Why do batteries fail?
Batteries have a finite life, determined by the application and the operating conditions. Battery failure can be attributed to various factors, however the causes of failure fall under two distinct categories: manufacturing and non-manufacturing faults.
Typically occur within the first 3 months
Short circuits/dead cells
Where one cell will show a dramatically lower Specific Gravity (SG) reading than the other cells.
Usually resulting from physical damage to a battery during transportation or extreme vibrations.
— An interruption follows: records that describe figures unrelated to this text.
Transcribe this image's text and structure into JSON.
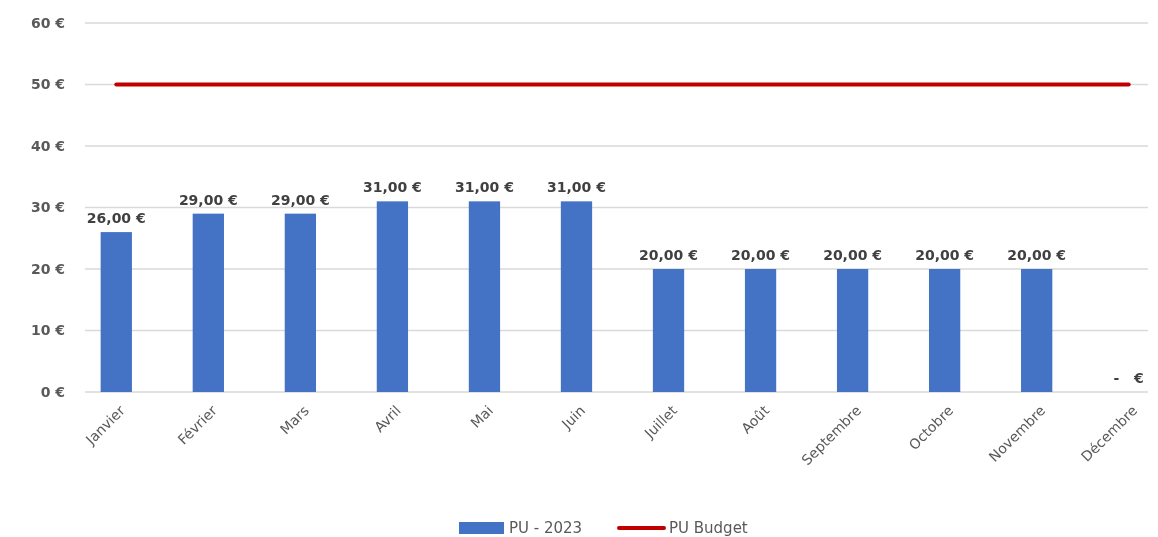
{
  "chart_data": {
    "type": "bar",
    "categories": [
      "Janvier",
      "Février",
      "Mars",
      "Avril",
      "Mai",
      "Juin",
      "Juillet",
      "Août",
      "Septembre",
      "Octobre",
      "Novembre",
      "Décembre"
    ],
    "series": [
      {
        "name": "PU - 2023",
        "color": "#4472c4",
        "values": [
          26,
          29,
          29,
          31,
          31,
          31,
          20,
          20,
          20,
          20,
          20,
          0
        ],
        "value_labels": [
          "26,00 €",
          "29,00 €",
          "29,00 €",
          "31,00 €",
          "31,00 €",
          "31,00 €",
          "20,00 €",
          "20,00 €",
          "20,00 €",
          "20,00 €",
          "20,00 €",
          "-   €"
        ]
      },
      {
        "name": "PU Budget",
        "type": "line",
        "color": "#c00000",
        "values": [
          50,
          50,
          50,
          50,
          50,
          50,
          50,
          50,
          50,
          50,
          50,
          50
        ]
      }
    ],
    "ylim": [
      0,
      60
    ],
    "yticks": [
      {
        "value": 0,
        "label": "0 €"
      },
      {
        "value": 10,
        "label": "10 €"
      },
      {
        "value": 20,
        "label": "20 €"
      },
      {
        "value": 30,
        "label": "30 €"
      },
      {
        "value": 40,
        "label": "40 €"
      },
      {
        "value": 50,
        "label": "50 €"
      },
      {
        "value": 60,
        "label": "60 €"
      }
    ],
    "grid": "y",
    "legend": "bottom",
    "marker": "none",
    "line_style": "solid"
  }
}
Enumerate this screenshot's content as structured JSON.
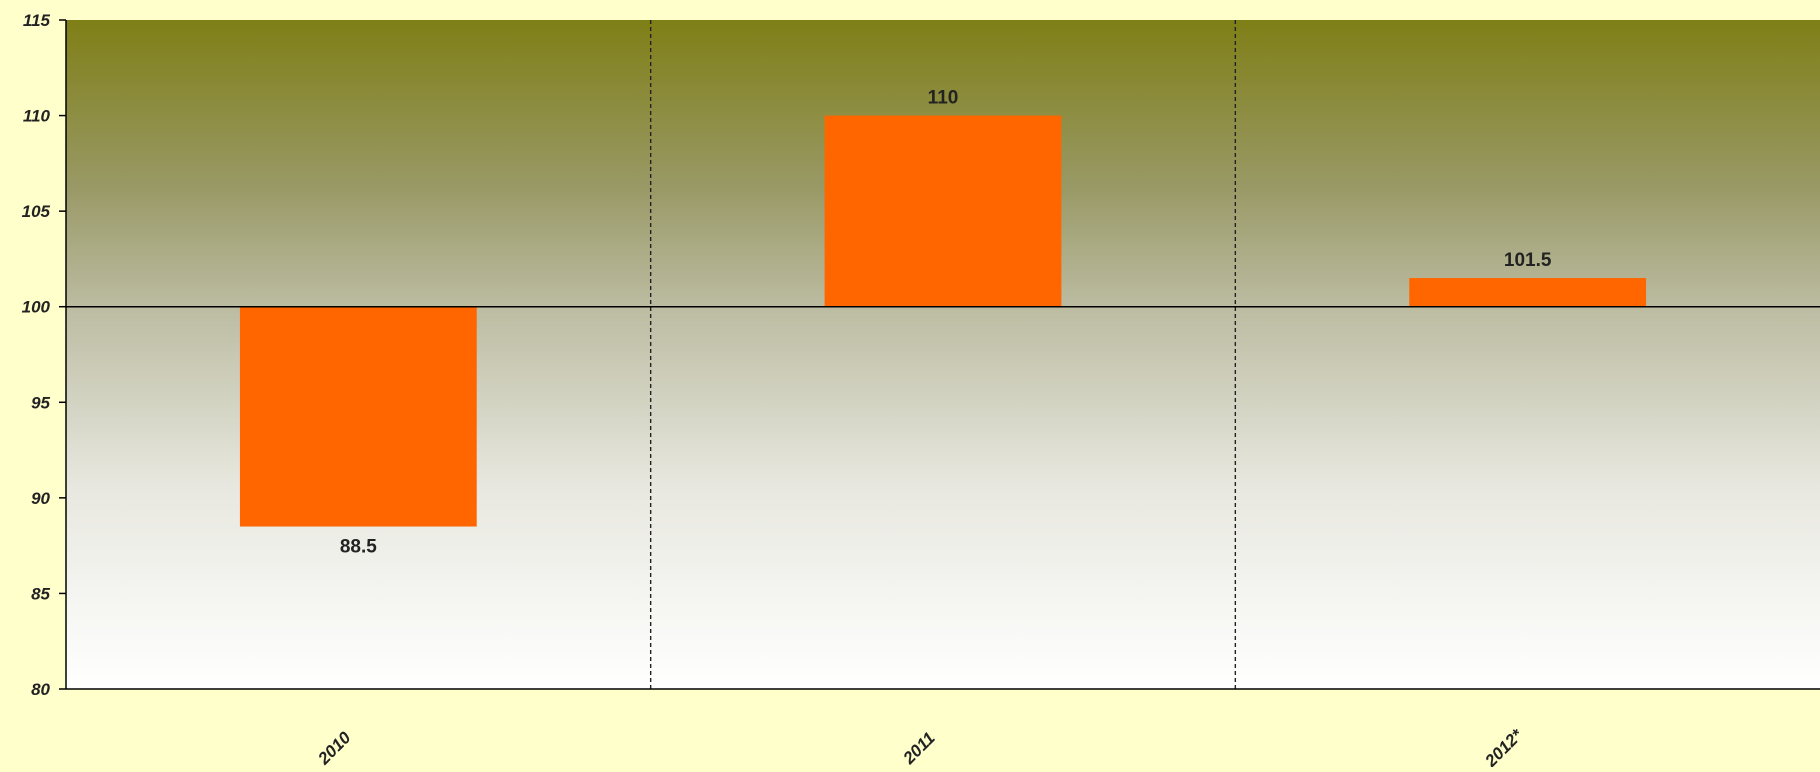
{
  "chart_data": {
    "type": "bar",
    "baseline": 100,
    "categories": [
      "2010",
      "2011",
      "2012*"
    ],
    "values": [
      88.5,
      110,
      101.5
    ],
    "value_labels": [
      "88.5",
      "110",
      "101.5"
    ],
    "title": "",
    "xlabel": "",
    "ylabel": "",
    "ylim": [
      80,
      115
    ],
    "yticks": [
      80,
      85,
      90,
      95,
      100,
      105,
      110,
      115
    ],
    "grid": "vertical dashed separators between categories",
    "legend": "none",
    "colors": {
      "bar": "#ff6600",
      "page_background": "#ffffcc",
      "plot_top": "#7f7f17",
      "plot_bottom": "#ffffff",
      "axis": "#000000"
    }
  }
}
Stringent quality assurance and inspection processes demanded by leading vehicle manufacturers ensures genuine manufacturing faults in batteries are negligible.
Non manufacturing faults
These fall outside of strict quality control systems and are more likely to occur the longer the battery is in service. They are often attributed to a problem with the vehicle’s electrical system, its operation or the battery application.
Wear and tear
As a battery ages, grid metal corrodes and active material is lost from the plate. Over time this leads to a point where the battery will no longer be able to start a vehicle. High temperature will accelerate the degradation rates.
Incorrect fitment, handling and storage often leads to external damage and subsequent battery failure.
Fitting a smaller, less powerful battery or a battery designed for another application can lead to early failure.
Failure to regularly maintenance charge or to maintain fluid levels exposes internal components and accelerates battery failure.
Occurs when the battery is allowed to stand in a discharged state for an extended period of time. This occurs when vehicles, plant or equipment is left to sit idle for extended periods of time.
Often caused if the charging system has a fault and fails. This can be an alternator system in a vehicle or even a 240V AC charger fault.
Short journeys and stop start driving will not fully recharge a battery. The recommendation is to use a dedicated charging system to properly charge and maintain the battery specific to its needs.
Lights or other accessories left on for extended periods. This can also be electrical circuits staying on when they should not.